CUDA builds embed the build-time CUDAToolkit_VERSION as a compile definition.

At runtime, Proteus reads the selected toolkit version from:

  1. version.json
  2. version.txt

Proteus compares only the major version between:

  1. the toolkit used to build Proteus
  2. the toolkit root selected at runtime

If the major versions differ, runtime CUDA toolchain resolution fails.

This is a coarse guard against mixing toolchains from different CUDA release families while still tolerating minor and patch differences.

Why This Exists

The previous wheel-oriented behavior embedded builder-local CUDA filesystem paths into libproteus. That is fragile for:

  1. Python wheels moved to another machine
  2. nonstandard CUDA install prefixes
  3. cluster environments where CUDA is injected by environment modules

Runtime resolution makes the wheel and the shared library relocatable, provided the process environment points at a compatible CUDA toolkit.

Cache Interaction

CUDA toolchain resolution happens only when Proteus must compile new code.

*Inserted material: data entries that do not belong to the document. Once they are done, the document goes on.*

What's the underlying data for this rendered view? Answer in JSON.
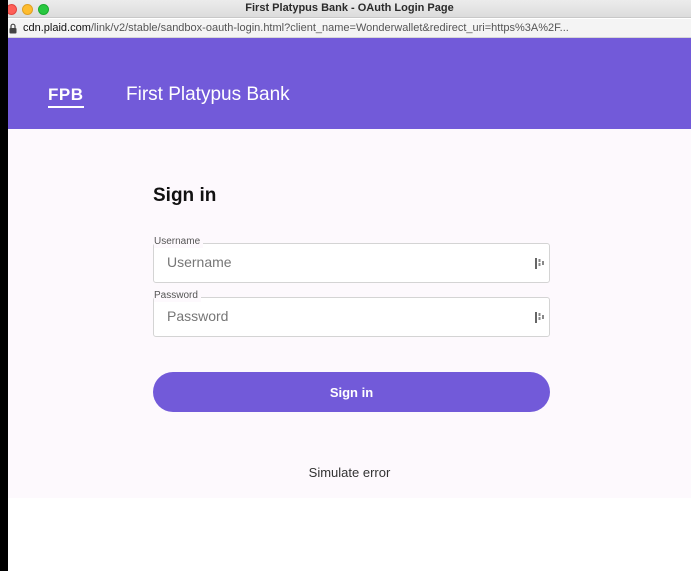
{
  "window": {
    "title": "First Platypus Bank - OAuth Login Page"
  },
  "urlbar": {
    "host": "cdn.plaid.com",
    "path": "/link/v2/stable/sandbox-oauth-login.html?client_name=Wonderwallet&redirect_uri=https%3A%2F..."
  },
  "header": {
    "logo": "FPB",
    "bank_name": "First Platypus Bank",
    "color": "#725ad9"
  },
  "form": {
    "title": "Sign in",
    "username": {
      "label": "Username",
      "placeholder": "Username",
      "value": ""
    },
    "password": {
      "label": "Password",
      "placeholder": "Password",
      "value": ""
    },
    "submit_label": "Sign in",
    "simulate_error_label": "Simulate error"
  },
  "icons": {
    "lock": "lock-icon",
    "password_manager": "keypass-icon"
  }
}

If a test or program hits the object cache, it may succeed without touching the runtime CUDA resolver at all. This can mask missing CUDA_HOME-style environment variables.

In practice:

  1. warm cache: may succeed without a CUDA root env var
  2. cold cache: will fail if no CUDA root env var is set

When debugging, clear the cache first:

rm -rf .proteus

Or set an explicit cache location:

export PROTEUS_CACHE_DIR=/tmp/proteus-cache

Typical Cluster Usage

On systems that provide CUDA through environment modules, loading the module is usually enough because it exports CUDA_HOME:

ml load cuda/12

After that, both Python and standalone frontend tests can resolve the runtime CUDA toolkit without relying on build-time absolute paths.